Mazereeuw described the Urban Risk Lab’s Housing Recovery Toolkit, which brings together disaster managers, housing and planning departments, and community organizations before anything goes wrong in order to plan to rebuild an ideal city. “A lot of places don’t have time to plan or prepare for these things, or really to commit the time,” Mazereeuw said. “Local governments can use this at their pace whenever they have time, and because it’s an online tool, they’re able to update it when necessary.” 

Following the Great Kantō earthquake in Tokyo in 1923, when over 105,000 people were killed by building collapse and fires, Mazereeuw said the recovery process included strategies of creating firebreaks—or barriers such as rivers or wider roads—and the use of fire-resistant building materials throughout the capital city to slow or stop the progress of future fires. “There’s a number of incentives and different programs within these communities to start to become more and more fire resilient,” Mazereeuw said.

Mazereeuw said evacuation parks can be used in multiple ways during different phases of a disaster, including training drills, evacuation, emergency sheltering and tents, recovery education, and temporary housing. She said parks should be designed to have water elements, topography to block winds, and different kinds of less flammable trees in order to best protect people.

Mazereeuw highlighted several of the more than 50 dual-use Japanese parks she has visited with her team, including a Hyogo stadium that stores supplies including blankets, diapers, tarps, rice, and toilets, and also transforms into a distribution area during a disaster. An Osaka park includes similar embedded infrastructure, including a barbecue area to purchase or cook food on benches that can transform into grills in an emergency, and bathroom facilities that can triple in size by setting up outdoor tents.  After the 2011 Tōhoku earthquake and tsunami, Mazereeuw said the rebuilding efforts of Japan’s national government in some places took more than a decade, and included relocating people to higher ground, building seawalls that could be as tall as 45 feet, and either raising the coastal land or taking down parts of the mountains so that they could use the land.

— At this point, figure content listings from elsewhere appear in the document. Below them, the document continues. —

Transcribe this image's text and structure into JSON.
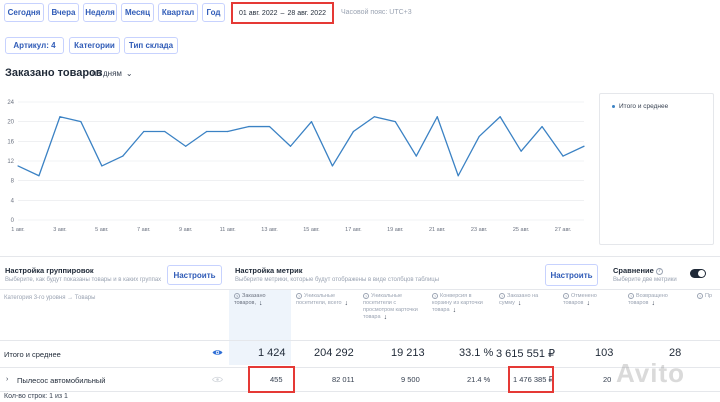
{
  "periods": [
    "Сегодня",
    "Вчера",
    "Неделя",
    "Месяц",
    "Квартал",
    "Год"
  ],
  "date_range": {
    "from": "01 авг. 2022",
    "dash": "–",
    "to": "28 авг. 2022"
  },
  "timezone": "Часовой пояс: UTC+3",
  "filters": [
    "Артикул: 4",
    "Категории",
    "Тип склада"
  ],
  "section_title": "Заказано товаров",
  "granularity": "по дням",
  "legend_label": "Итого и среднее",
  "accent_color": "#3b82c4",
  "chart_data": {
    "type": "line",
    "x": [
      "1 авг.",
      "2 авг.",
      "3 авг.",
      "4 авг.",
      "5 авг.",
      "6 авг.",
      "7 авг.",
      "8 авг.",
      "9 авг.",
      "10 авг.",
      "11 авг.",
      "12 авг.",
      "13 авг.",
      "14 авг.",
      "15 авг.",
      "16 авг.",
      "17 авг.",
      "18 авг.",
      "19 авг.",
      "20 авг.",
      "21 авг.",
      "22 авг.",
      "23 авг.",
      "24 авг.",
      "25 авг.",
      "26 авг.",
      "27 авг.",
      "28 авг."
    ],
    "x_ticks": [
      "1 авг.",
      "3 авг.",
      "5 авг.",
      "7 авг.",
      "9 авг.",
      "11 авг.",
      "13 авг.",
      "15 авг.",
      "17 авг.",
      "19 авг.",
      "21 авг.",
      "23 авг.",
      "25 авг.",
      "27 авг."
    ],
    "series": [
      {
        "values": [
          11,
          9,
          21,
          20,
          11,
          13,
          18,
          18,
          15,
          18,
          18,
          19,
          19,
          15,
          20,
          11,
          18,
          21,
          20,
          13,
          21,
          9,
          17,
          21,
          14,
          19,
          13,
          15
        ]
      }
    ],
    "y_ticks": [
      0,
      4,
      8,
      12,
      16,
      20,
      24
    ],
    "ylim": [
      0,
      24
    ],
    "grid": true
  },
  "grouping": {
    "title": "Настройка группировок",
    "subtitle": "Выберите, как будут показаны товары и в каких группах",
    "button": "Настроить"
  },
  "metrics": {
    "title": "Настройка метрик",
    "subtitle": "Выберите метрики, которые будут отображены в виде столбцов таблицы",
    "button": "Настроить"
  },
  "comparison": {
    "title": "Сравнение",
    "subtitle": "Выберите две метрики"
  },
  "table": {
    "category_header": "Категория 3-го уровня → Товары",
    "columns": [
      "Заказано товаров,",
      "Уникальные посетители, всего",
      "Уникальные посетители с просмотром карточки товара",
      "Конверсия в корзину из карточки товара",
      "Заказано на сумму",
      "Отменено товаров",
      "Возвращено товаров",
      "Пр"
    ],
    "total_label": "Итого и среднее",
    "total_values": [
      "1 424",
      "204 292",
      "19 213",
      "33.1 %",
      "3 615 551 ₽",
      "103",
      "28"
    ],
    "rows": [
      {
        "label": "Пылесос автомобильный",
        "values": [
          "455",
          "82 011",
          "9 500",
          "21.4 %",
          "1 476 385 ₽",
          "20",
          ""
        ]
      }
    ],
    "footer": "Кол-во строк: 1 из 1"
  },
  "watermark": "Avito"
}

Mazereeuw said Japan is preparing for an expected tsunami in the southern Nankai Trough region sometime in the next 30 years, when residents in some towns can expect a series of waves over 110 feet tall with only a 15-minute warning to evacuate. “It’s hard to figure out exactly when that would happen, but the region is really preparing for it by designing several different kinds of tsunami evacuation towers,” Mazereeuw said.  

Mazereeuw’s book Design Before Disaster: Japan’s Culture of Preparedness will be published by University of Virginia Press in June, offering a holistic framework to design for anticipated disasters.